8.5. Removing Tests etc

Table 40: Removing Tests
Name Removing tests etc
clunit (undeftest) (undeffixture) (undefsuite)
clunit2 (undeftest) (undeffixture) (undefsuite)
gigamonkeys (remove-test-function) (clear-package-tests)
fiasco (fiasco::delete-test)
fiveam (rem-test) (rem-fixture)
lift (remove-test :suite x)(remove-test :test-case x)
lisp-unit (remove-tests) (remove-tags)
lisp-unit2 (uninstall-test) (undefine-test)
parachute (remove-test, remove-all-tests-in-package)
prove (remove-test) (remove-test-all)
rt (rem-test) (rem-all-tests)
tap-unit-test (remove-tests)
try FMAKUNBOUND, UNINTERN
xlunit (remove-test)
xptest (remove-test)

top

8.6. Suites

Table 41: Suite Functions
Name Suites
2am (suite name (optional sub-suite)
clunit (defsuite name (parent) (undefsuite name)
clunit2 (defsuite name (parent) (undefsuite name)
fiasco (define-test-package package-name) (defsuite suite-name)
fiveam (def-suite :name-of-suite)
lift (deftestsuite name-of-suite (super-test-suite)(slots)
lisp-unit packages and tags (tags are specified in the test definition)
lisp-unit2 :tags are specified in test definitions
nst (def-test-group)
parachute (define-test suite)
prove (subtest …)
ptester just the use of =(with-tests …)+
rt the package is the only unit above tests
should-test the package is the only unit above tests
simplet (suite string body)
tap-unit-test the package is the only unit above tests
try just call other tests (they are normal functions)
unit-test [effectively tags in the deftest macro before the test-name]
xlunit (defclass test-case-name (test-case)(body))
xptest (make-test-suite suite-name docstring body)

top

8.7. Generators

  1. From Frameworks
    Table 42: Random Data Generators from Frameworks
    Name Suites
    fiveam buffer, character, float, integer, list, one-element, string, tree
    lift random-number, random-element
    lisp-unit complex-random, make-random-2d-array, make-random-2d-list, make-random-list, make-random-state
    lisp-unit2 complex-random, make-random-2d-array, make-random-2d-list, make-random-list, make-random-state
    nst  
    tap-unit-test make-random-state
  2. From Helper Libraries

    Table 43: Random Data Generators from Check-it and Cl-Quickcheck
    Check-it Cl-quickcheck Comments
    character a-char  
    list a-list  
      a-member Produces a value from another generator
    string a-string  
      a-symbol  
    tuple a-tuple  
    boolean a-boolean  
    real a-real  
      an-index  
    integer an-integer  
    or   produces a value from another generator
    guard   ensures generator result within some spec
    struct   generates a struct with given type and slot values
    map   applies a transformation to output of a sub generator
    chain   chaining generators, e.g. to produce matrices
    user-define define create custom generators
      k-generator by default an index
      m-generator by default an integer
      n-generator by default an integer

    top

9. Generic Usage Example to be Followed for Each Framework Library

The following is pseudo code just trying to show the basic usage that will be demonstrated with each library.

9.1. Basics

Start with the real basics just to see how the framework looks, do tests accept parameters, suite designations, documentation strings, etc.

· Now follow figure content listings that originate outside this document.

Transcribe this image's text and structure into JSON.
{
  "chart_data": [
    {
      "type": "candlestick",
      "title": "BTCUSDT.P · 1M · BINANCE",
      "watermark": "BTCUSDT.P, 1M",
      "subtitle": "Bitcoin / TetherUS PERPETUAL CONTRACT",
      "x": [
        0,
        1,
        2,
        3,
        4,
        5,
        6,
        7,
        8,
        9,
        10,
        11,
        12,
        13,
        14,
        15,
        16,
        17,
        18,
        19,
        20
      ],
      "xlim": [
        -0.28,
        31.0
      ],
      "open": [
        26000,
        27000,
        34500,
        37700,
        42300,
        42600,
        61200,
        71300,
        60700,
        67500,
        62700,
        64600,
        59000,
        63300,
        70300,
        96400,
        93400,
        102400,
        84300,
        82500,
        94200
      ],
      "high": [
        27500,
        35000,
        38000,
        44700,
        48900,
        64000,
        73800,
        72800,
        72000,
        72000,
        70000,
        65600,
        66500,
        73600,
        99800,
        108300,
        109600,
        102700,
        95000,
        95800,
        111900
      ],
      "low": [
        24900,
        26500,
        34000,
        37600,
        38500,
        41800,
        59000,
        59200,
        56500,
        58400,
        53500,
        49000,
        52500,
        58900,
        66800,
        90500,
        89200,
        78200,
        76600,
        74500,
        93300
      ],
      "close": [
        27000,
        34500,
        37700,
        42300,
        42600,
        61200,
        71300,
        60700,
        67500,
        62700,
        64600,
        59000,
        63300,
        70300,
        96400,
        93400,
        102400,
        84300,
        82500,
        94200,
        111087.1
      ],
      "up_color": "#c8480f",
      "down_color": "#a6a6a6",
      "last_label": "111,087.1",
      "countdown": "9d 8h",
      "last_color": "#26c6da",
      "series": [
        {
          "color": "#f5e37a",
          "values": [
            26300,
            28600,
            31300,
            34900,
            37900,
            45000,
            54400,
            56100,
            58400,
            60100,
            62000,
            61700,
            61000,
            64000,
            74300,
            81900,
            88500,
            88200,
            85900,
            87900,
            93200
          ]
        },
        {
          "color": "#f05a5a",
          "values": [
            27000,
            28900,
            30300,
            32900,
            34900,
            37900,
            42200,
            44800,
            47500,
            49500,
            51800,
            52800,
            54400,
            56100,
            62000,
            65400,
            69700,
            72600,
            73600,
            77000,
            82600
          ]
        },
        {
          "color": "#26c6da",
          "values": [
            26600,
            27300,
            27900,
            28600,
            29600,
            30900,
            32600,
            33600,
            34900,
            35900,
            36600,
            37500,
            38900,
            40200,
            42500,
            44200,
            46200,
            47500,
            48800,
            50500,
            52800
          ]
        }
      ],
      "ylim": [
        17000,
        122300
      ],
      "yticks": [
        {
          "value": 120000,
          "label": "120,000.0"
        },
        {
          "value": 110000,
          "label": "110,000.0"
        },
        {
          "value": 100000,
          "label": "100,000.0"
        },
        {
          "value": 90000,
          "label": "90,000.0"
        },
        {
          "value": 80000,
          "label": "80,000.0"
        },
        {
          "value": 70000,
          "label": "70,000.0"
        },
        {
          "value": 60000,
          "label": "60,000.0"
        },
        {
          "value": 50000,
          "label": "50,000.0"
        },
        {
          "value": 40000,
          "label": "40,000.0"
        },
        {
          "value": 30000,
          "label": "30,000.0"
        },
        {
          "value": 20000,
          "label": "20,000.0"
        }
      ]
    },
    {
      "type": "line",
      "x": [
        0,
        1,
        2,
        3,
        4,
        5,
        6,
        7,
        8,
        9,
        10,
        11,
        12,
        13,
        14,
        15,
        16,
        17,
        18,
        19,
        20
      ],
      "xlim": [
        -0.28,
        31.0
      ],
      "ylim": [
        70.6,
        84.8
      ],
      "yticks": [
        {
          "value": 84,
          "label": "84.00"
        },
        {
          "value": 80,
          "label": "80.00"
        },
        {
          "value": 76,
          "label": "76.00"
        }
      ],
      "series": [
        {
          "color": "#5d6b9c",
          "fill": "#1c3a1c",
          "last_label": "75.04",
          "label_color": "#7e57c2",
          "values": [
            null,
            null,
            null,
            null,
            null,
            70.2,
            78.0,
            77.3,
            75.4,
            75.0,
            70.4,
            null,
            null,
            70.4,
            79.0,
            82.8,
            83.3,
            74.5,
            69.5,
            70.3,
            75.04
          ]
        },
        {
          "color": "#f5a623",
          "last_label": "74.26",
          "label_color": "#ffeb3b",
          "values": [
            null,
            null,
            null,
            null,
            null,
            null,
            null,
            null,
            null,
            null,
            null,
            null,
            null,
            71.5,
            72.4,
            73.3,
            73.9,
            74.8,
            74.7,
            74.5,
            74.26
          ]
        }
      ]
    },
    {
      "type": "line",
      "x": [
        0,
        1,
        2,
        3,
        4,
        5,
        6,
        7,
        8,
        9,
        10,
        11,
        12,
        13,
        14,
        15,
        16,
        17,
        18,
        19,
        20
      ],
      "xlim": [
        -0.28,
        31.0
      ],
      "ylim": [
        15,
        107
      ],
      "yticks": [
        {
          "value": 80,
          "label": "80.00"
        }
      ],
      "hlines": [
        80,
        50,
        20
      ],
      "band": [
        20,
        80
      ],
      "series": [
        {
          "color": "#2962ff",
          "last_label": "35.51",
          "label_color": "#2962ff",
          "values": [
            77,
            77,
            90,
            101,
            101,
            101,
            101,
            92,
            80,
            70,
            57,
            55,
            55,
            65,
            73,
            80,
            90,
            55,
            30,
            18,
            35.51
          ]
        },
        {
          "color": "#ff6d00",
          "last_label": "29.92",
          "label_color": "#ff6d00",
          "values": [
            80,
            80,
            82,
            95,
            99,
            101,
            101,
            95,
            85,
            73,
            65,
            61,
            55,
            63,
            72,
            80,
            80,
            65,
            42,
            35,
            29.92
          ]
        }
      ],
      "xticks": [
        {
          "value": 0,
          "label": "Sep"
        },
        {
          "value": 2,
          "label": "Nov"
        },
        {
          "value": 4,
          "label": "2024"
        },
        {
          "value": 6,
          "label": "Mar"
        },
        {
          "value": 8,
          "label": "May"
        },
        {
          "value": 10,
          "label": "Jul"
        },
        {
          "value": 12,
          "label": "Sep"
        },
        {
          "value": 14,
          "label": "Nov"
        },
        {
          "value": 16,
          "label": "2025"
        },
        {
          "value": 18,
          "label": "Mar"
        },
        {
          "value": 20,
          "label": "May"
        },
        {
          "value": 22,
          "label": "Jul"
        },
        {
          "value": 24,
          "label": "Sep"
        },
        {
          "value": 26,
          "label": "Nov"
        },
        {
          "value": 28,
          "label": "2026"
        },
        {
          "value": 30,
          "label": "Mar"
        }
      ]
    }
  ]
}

The first passing test should have a basic "is" test and a signals test. If the libraries has macro expand tests or floating point and rational tests, those get added to flag that they exist. Then a basic failing test. Then run each test and show what the reports look like.

(deftest t1
  "describe t1" ; obviously only if the library allows a documentation string.
  (is (=  1 1))
  (signals division-by-zero (error 'division-by-zero)))

(deftest t1-fail ; the most basic failing test
  "describe t1-fail"
  (is (=  1 2)))

Check and see if you have to manually recompile a test when a function being tested is modified. This is not a problem with most frameworks.

(defun t1-test-function ()
  1)
;; What happens you are testing a function and you change that function?
;; Do you need to recompile the test?

(deftest t1-function ;
    (is (= (t1-test-function) 1)))

;; Now redefine t1-test-function
(defun t1-test-function ()
  2)

;; re-run test t1-function. What happens?

9.2. Multiple Values, Variables, Loops and Closures

  • Make sure the library can have tests with multiple assertions (RT cannot).
  • Does it handle values expressions? Most do but only look at the first value, fiveam does not, the lisp-units actually compare each variable in the values expressions.
  • What happens with multiple assertions where more than one fail? Lift will only report the first failing assertion if there are multiple failing assertions.
  • Ensure that tests can handle loops
  • Can tests handle being inside a closure?
  • Can tests call other tests? Most frameworks allow this, but you tend to get multiple reports rather than consolidated reports. Some frameworks do not allow this.
(deftest t2
  "describe t2"
  (is (= 1 1))
  (is (= 2 2))
  (is (= (values 1 2) (values 1 3))))

(let ((l1 '(#\a #\B #\z))
      (l2 '(97 66 122)))
  (deftest t2-loop
      (loop for x in l1 for y in l2 do
        (is (= (char-code x) y)))))

(deftest t3 ; a test that tries to call another test in its body
  "describe t3"
  (is (= 'a 'a))
  (test t2))

9.3. Errors, Conditions and signal handling

Check and see if there are any surprises with respect to condition signalling tests. Some frameworks will treat an unexpected condition in a signalling test as a failure, others will treat it as an error.

(deftest t7-bad-error ()
(signals division-by-zero
   (error 'floating-point-overflow)
   "testing condition assertions. This should fail"))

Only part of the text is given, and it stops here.